Blogs by Rep Bob Lynn

Blog site of Representative Bob Lynn, Alaska House of Representatives,District 31 Anchorage, Alaska. Blogs consist of public comments during legislative sessions, speeches, political commentary, as well as personal observations, and some journal type entries. Comments are invited.

Location: Anchorage, Alaska, United States

Member of the Alaska State House of Represeentatives since 2003. US Air Force, Retired; military bandsman; F94C interceptor pilot; Vietnam service as radar controller (Monkey Mountain), radar site commander(Pleiku); Government Contract Management; Public school Teacher, Retired. Married 55 years to Marlene Wagner Lynn, 6 children, 20 grandchildren, 1 great-grandchild. Member St. Elizabeth Ann Seaton Church. Former Tucson Arizona policeman, Ambulance Driver and Mortician's Assistant, Realtor (currently on referral status).

Tuesday, May 18, 2004

I Knew the Risk When I joined Up: May 2004


“I knew the risk when I joined up.” It’s a time honored military adage. I said that to my colleagues overseas when I served in Vietnam, and I’ve repeated the same adage to my colleagues in the State House during my service in the legislative “war zone.” It’s apropos to both. In Vietnam, however, I did enjoy the benefit of a helmet and flak vest.

When any candidate makes a campaign promise, there’s a risk the promise may be difficult to keep. My vote to keep my promise to do my best to protect the longevity bonus comes to mind. It wasn’t easy. If campaign promises were easy to keep, everyone would do it.

Addressing fiscal reality is also risky. There’s scant middle ground on the subject. When I communicate with constituents, many say, “There’s proposals for the POMV, sales tax, income tax, tobacco tax, cruise ship tax, employment tax, and more. For “crying out loud,” pick your poison and do SOMETHING!!. That’s what we elected you for.”

So I did do something. I voted a politically risky “Yes” on HJR 26, which would have permitted voters to decide, during the 2004 general election, if the “percent of market value” (POMV) as a means to fund state government. HJR 26 passed the House 27 “Yes” 13 “No.” Unfortunately the Senate failed to pass the POMV measure—5 “Yes” 15 “No.” Politically, the failure of the Senate to pass the POMV proposal caused the brave souls who cast a “yes” vote in the House to “fell on our swords” with risk without gain. Like I said, I knew the risk when I joined up!
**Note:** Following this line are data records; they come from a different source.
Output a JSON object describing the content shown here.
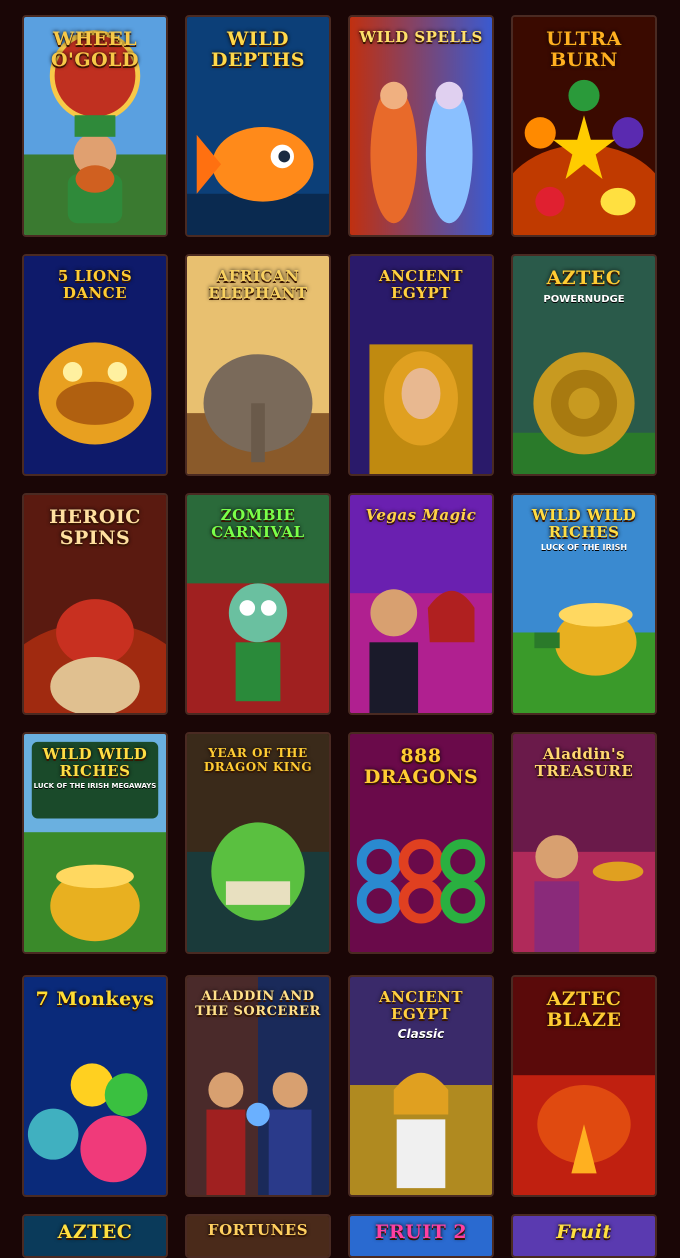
{
  "games": [
    {
      "title": "WHEEL O'GOLD",
      "sub": "",
      "colors": {
        "bg1": "#5aa0e0",
        "bg2": "#3a7a30",
        "fg": "#f7c948",
        "art": "#2f8a3a"
      },
      "icon": "leprechaun-icon"
    },
    {
      "title": "WILD DEPTHS",
      "sub": "",
      "colors": {
        "bg1": "#0c3f78",
        "bg2": "#0a2a50",
        "fg": "#ffd84a",
        "art": "#ff8a1a"
      },
      "icon": "goldfish-icon"
    },
    {
      "title": "WILD SPELLS",
      "sub": "",
      "colors": {
        "bg1": "#6a2bd0",
        "bg2": "#b0204a",
        "fg": "#ffe06a",
        "art": "#ff6a2a"
      },
      "icon": "sorceresses-icon"
    },
    {
      "title": "ULTRA BURN",
      "sub": "",
      "colors": {
        "bg1": "#3a0a00",
        "bg2": "#c03a00",
        "fg": "#ffb020",
        "art": "#ffcc00"
      },
      "icon": "fruit-star-icon"
    },
    {
      "title": "5 LIONS DANCE",
      "sub": "",
      "colors": {
        "bg1": "#0e1a6a",
        "bg2": "#1a2a8a",
        "fg": "#ffcc33",
        "art": "#e8a020"
      },
      "icon": "lion-mask-icon"
    },
    {
      "title": "AFRICAN ELEPHANT",
      "sub": "",
      "colors": {
        "bg1": "#e8c070",
        "bg2": "#8a5a2a",
        "fg": "#f7d060",
        "art": "#7a6a5a"
      },
      "icon": "elephant-icon"
    },
    {
      "title": "ANCIENT EGYPT",
      "sub": "",
      "colors": {
        "bg1": "#2a1a6a",
        "bg2": "#c08a10",
        "fg": "#ffd040",
        "art": "#e0a020"
      },
      "icon": "cleopatra-icon"
    },
    {
      "title": "AZTEC",
      "sub": "POWERNUDGE",
      "colors": {
        "bg1": "#2a5a4a",
        "bg2": "#2a7a2a",
        "fg": "#ffcc33",
        "art": "#c89a20"
      },
      "icon": "aztec-calendar-icon"
    },
    {
      "title": "HEROIC SPINS",
      "sub": "",
      "colors": {
        "bg1": "#5a1a10",
        "bg2": "#a02a10",
        "fg": "#ffe0a0",
        "art": "#c83020"
      },
      "icon": "dragon-icon"
    },
    {
      "title": "ZOMBIE CARNIVAL",
      "sub": "",
      "colors": {
        "bg1": "#2a6a3a",
        "bg2": "#a02020",
        "fg": "#7aff4a",
        "art": "#6ac0a0"
      },
      "icon": "zombie-clown-icon"
    },
    {
      "title": "Vegas Magic",
      "sub": "",
      "colors": {
        "bg1": "#6a20b0",
        "bg2": "#b02090",
        "fg": "#ffd24a",
        "art": "#d8a070"
      },
      "icon": "magicians-icon"
    },
    {
      "title": "WILD WILD RICHES",
      "sub": "LUCK OF THE IRISH",
      "colors": {
        "bg1": "#3a8ad0",
        "bg2": "#3a9a2a",
        "fg": "#ffdd44",
        "art": "#e8b020"
      },
      "icon": "pot-of-gold-icon"
    },
    {
      "title": "WILD WILD RICHES",
      "sub": "LUCK OF THE IRISH MEGAWAYS",
      "colors": {
        "bg1": "#6ab0e0",
        "bg2": "#3a8a2a",
        "fg": "#ffdd44",
        "art": "#e8b020"
      },
      "icon": "pot-of-gold-icon"
    },
    {
      "title": "YEAR OF THE DRAGON KING",
      "sub": "",
      "colors": {
        "bg1": "#3a2a1a",
        "bg2": "#1a3a3a",
        "fg": "#ffcc33",
        "art": "#5ac040"
      },
      "icon": "dragon-mask-icon"
    },
    {
      "title": "888 DRAGONS",
      "sub": "",
      "colors": {
        "bg1": "#6a0a4a",
        "bg2": "#4a0a3a",
        "fg": "#ffcc33",
        "art": "#2a8ad0"
      },
      "icon": "dragons-888-icon"
    },
    {
      "title": "Aladdin's TREASURE",
      "sub": "",
      "colors": {
        "bg1": "#6a1a4a",
        "bg2": "#b02a5a",
        "fg": "#ffd870",
        "art": "#e0a020"
      },
      "icon": "aladdin-lamp-icon"
    },
    {
      "title": "7 Monkeys",
      "sub": "",
      "colors": {
        "bg1": "#0a2a7a",
        "bg2": "#1a4aa0",
        "fg": "#ffdd33",
        "art": "#f08aa0"
      },
      "icon": "monkeys-icon"
    },
    {
      "title": "ALADDIN AND THE SORCERER",
      "sub": "",
      "colors": {
        "bg1": "#4a2a2a",
        "bg2": "#1a2a5a",
        "fg": "#ffe08a",
        "art": "#3a6ad0"
      },
      "icon": "sorcerer-icon"
    },
    {
      "title": "ANCIENT EGYPT",
      "sub": "Classic",
      "colors": {
        "bg1": "#3a2a6a",
        "bg2": "#b08a20",
        "fg": "#ffd040",
        "art": "#e0a020"
      },
      "icon": "cleopatra-icon"
    },
    {
      "title": "AZTEC BLAZE",
      "sub": "",
      "colors": {
        "bg1": "#5a0a0a",
        "bg2": "#c02010",
        "fg": "#ffcc33",
        "art": "#e04a10"
      },
      "icon": "fire-bird-icon"
    },
    {
      "title": "AZTEC",
      "sub": "",
      "colors": {
        "bg1": "#0a3a5a",
        "bg2": "#0a5a4a",
        "fg": "#ffe040",
        "art": "#e0b020"
      },
      "icon": "aztec-icon"
    },
    {
      "title": "FORTUNES",
      "sub": "",
      "colors": {
        "bg1": "#4a2a1a",
        "bg2": "#3a1a0a",
        "fg": "#ffd060",
        "art": "#c09040"
      },
      "icon": "fortune-icon"
    },
    {
      "title": "FRUIT 2",
      "sub": "",
      "colors": {
        "bg1": "#2a6ad0",
        "bg2": "#1a3a8a",
        "fg": "#ff40a0",
        "art": "#ff40a0"
      },
      "icon": "fruit-icon"
    },
    {
      "title": "Fruit",
      "sub": "",
      "colors": {
        "bg1": "#5a3ab0",
        "bg2": "#3a2a8a",
        "fg": "#ffe040",
        "art": "#ffe040"
      },
      "icon": "fruit-icon"
    }
  ]
}
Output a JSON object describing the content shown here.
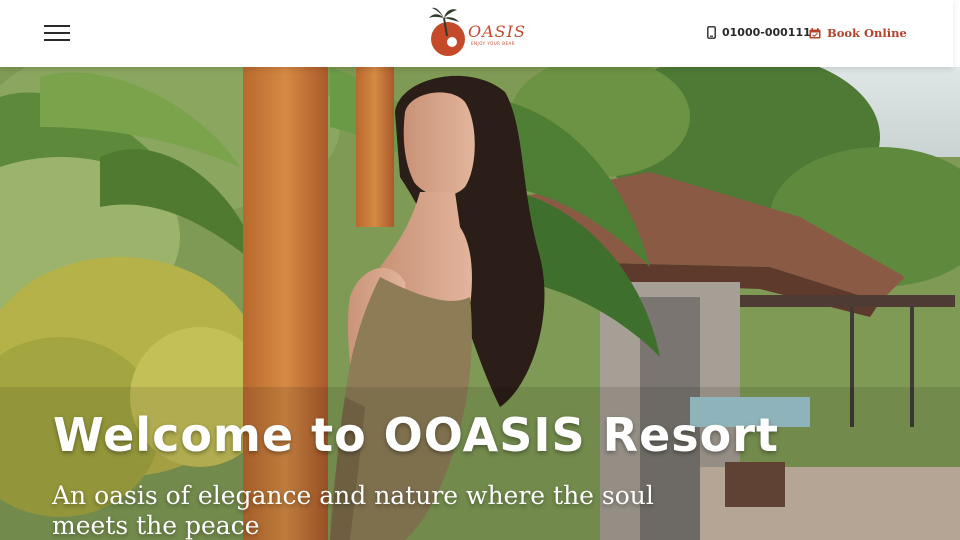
{
  "header": {
    "menu_icon": "hamburger-menu-icon",
    "logo": {
      "name": "OASIS",
      "tagline": "ENJOY YOUR BEAR",
      "icon": "palm-sun-logo-icon"
    },
    "phone": {
      "icon": "mobile-phone-icon",
      "number": "01000-000111"
    },
    "book": {
      "icon": "calendar-icon",
      "label": "Book Online"
    }
  },
  "hero": {
    "title": "Welcome to OOASIS Resort",
    "subtitle": "An oasis of elegance and nature where the soul meets the peace"
  },
  "colors": {
    "accent": "#b5432a",
    "logo_orange": "#c44a2a",
    "text_dark": "#2a2a2a",
    "hero_text": "#ffffff"
  }
}
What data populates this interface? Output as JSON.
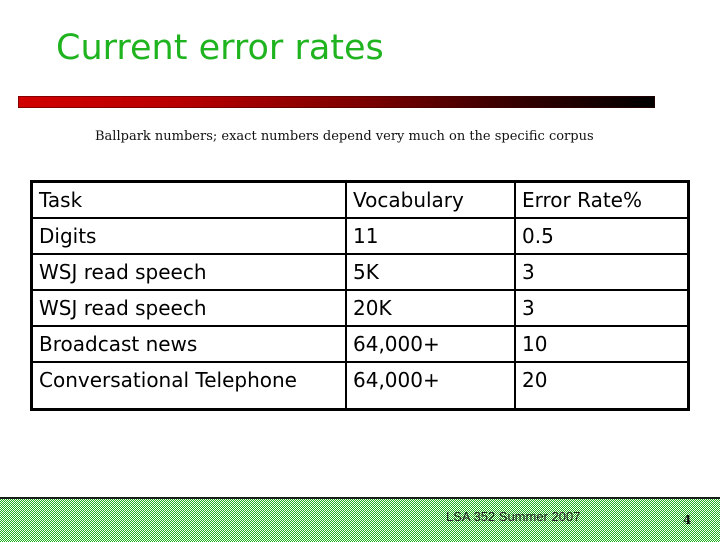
{
  "slide": {
    "title": "Current error rates",
    "subtitle": "Ballpark numbers; exact numbers depend very much on the specific corpus"
  },
  "table": {
    "headers": [
      "Task",
      "Vocabulary",
      "Error Rate%"
    ],
    "rows": [
      [
        "Digits",
        "11",
        "0.5"
      ],
      [
        "WSJ read speech",
        "5K",
        "3"
      ],
      [
        "WSJ read speech",
        "20K",
        "3"
      ],
      [
        "Broadcast news",
        "64,000+",
        "10"
      ],
      [
        "Conversational Telephone",
        "64,000+",
        "20"
      ]
    ]
  },
  "footer": {
    "course": "LSA 352 Summer 2007",
    "page_number": "4"
  },
  "colors": {
    "title": "#1fb41f",
    "rule_start": "#d10000",
    "rule_end": "#000000",
    "footer_green": "#22b022"
  }
}
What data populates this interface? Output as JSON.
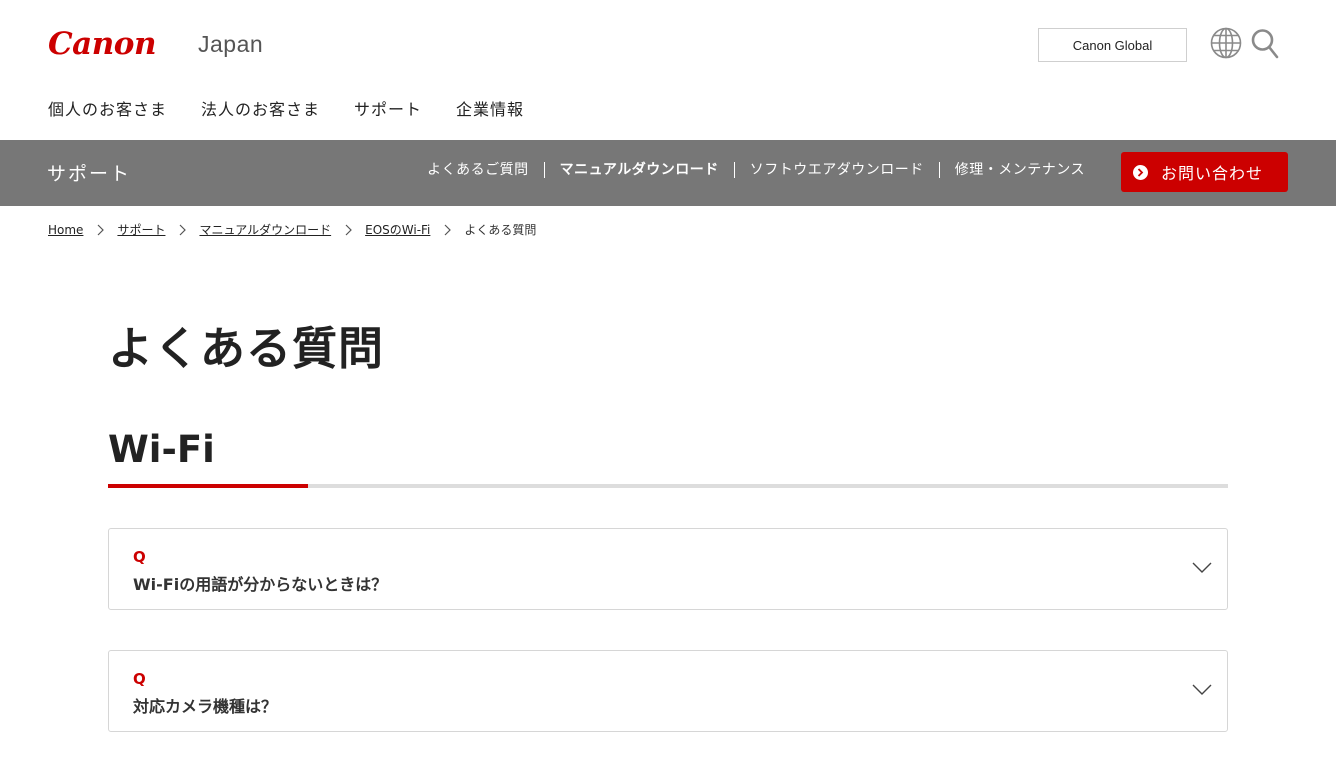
{
  "header": {
    "logo": "Canon",
    "region": "Japan",
    "global_button": "Canon Global",
    "icons": [
      "globe-icon",
      "search-icon"
    ]
  },
  "main_nav": [
    {
      "label": "個人のお客さま"
    },
    {
      "label": "法人のお客さま"
    },
    {
      "label": "サポート"
    },
    {
      "label": "企業情報"
    }
  ],
  "subbar": {
    "title": "サポート",
    "links": [
      {
        "label": "よくあるご質問",
        "active": false
      },
      {
        "label": "マニュアルダウンロード",
        "active": true
      },
      {
        "label": "ソフトウエアダウンロード",
        "active": false
      },
      {
        "label": "修理・メンテナンス",
        "active": false
      }
    ],
    "contact_button": "お問い合わせ"
  },
  "breadcrumb": [
    {
      "label": "Home",
      "link": true
    },
    {
      "label": "サポート",
      "link": true
    },
    {
      "label": "マニュアルダウンロード",
      "link": true
    },
    {
      "label": "EOSのWi-Fi",
      "link": true
    },
    {
      "label": "よくある質問",
      "link": false
    }
  ],
  "page_title": "よくある質問",
  "section": {
    "title": "Wi-Fi",
    "faqs": [
      {
        "marker": "Q",
        "question": "Wi-Fiの用語が分からないときは？"
      },
      {
        "marker": "Q",
        "question": "対応カメラ機種は？"
      }
    ]
  },
  "colors": {
    "brand_red": "#cc0000",
    "subbar_gray": "#777777",
    "border_gray": "#d6d6d6"
  }
}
The most political recent risk involved my opposition to SB 311, which would replace the equal number of labor and management representatives on the current Workers Compensation Board, with attorneys appointed by the governor. This could have the potential of making the attorneys and any of their decisions subject to political pressure to the detriment of injured workers. I joined with fellow Republican Rep. Nancy Dahlstrom of Eagle River in a vote that kept the bill in the Labor and Commerce Committee.

I think workers compensation law needs review, but nothing should work to the potential detriment of injured workers. The legislature is a separate branch of the government, and we were not elected to be “rubber stamps” for the administration. As the Good Book says, “Come let us reason together.”

I expect the issue of “closed caucuses” versus “open meetings” will “take wings” between now and the election. My motto is, “If in doubt, disclose” - that’s why I support open meetings.

Not everyone agrees in the legislature (that’s why we elect 60 members, not 1), and even the most popular legislator will never receive 100% of the vote.

I knew the risk when I joined up - and I’ll accept political risk necessary to represent constituents - regardless of slings, and arrows, and - occasionally – even a few roses tossed my way. So there!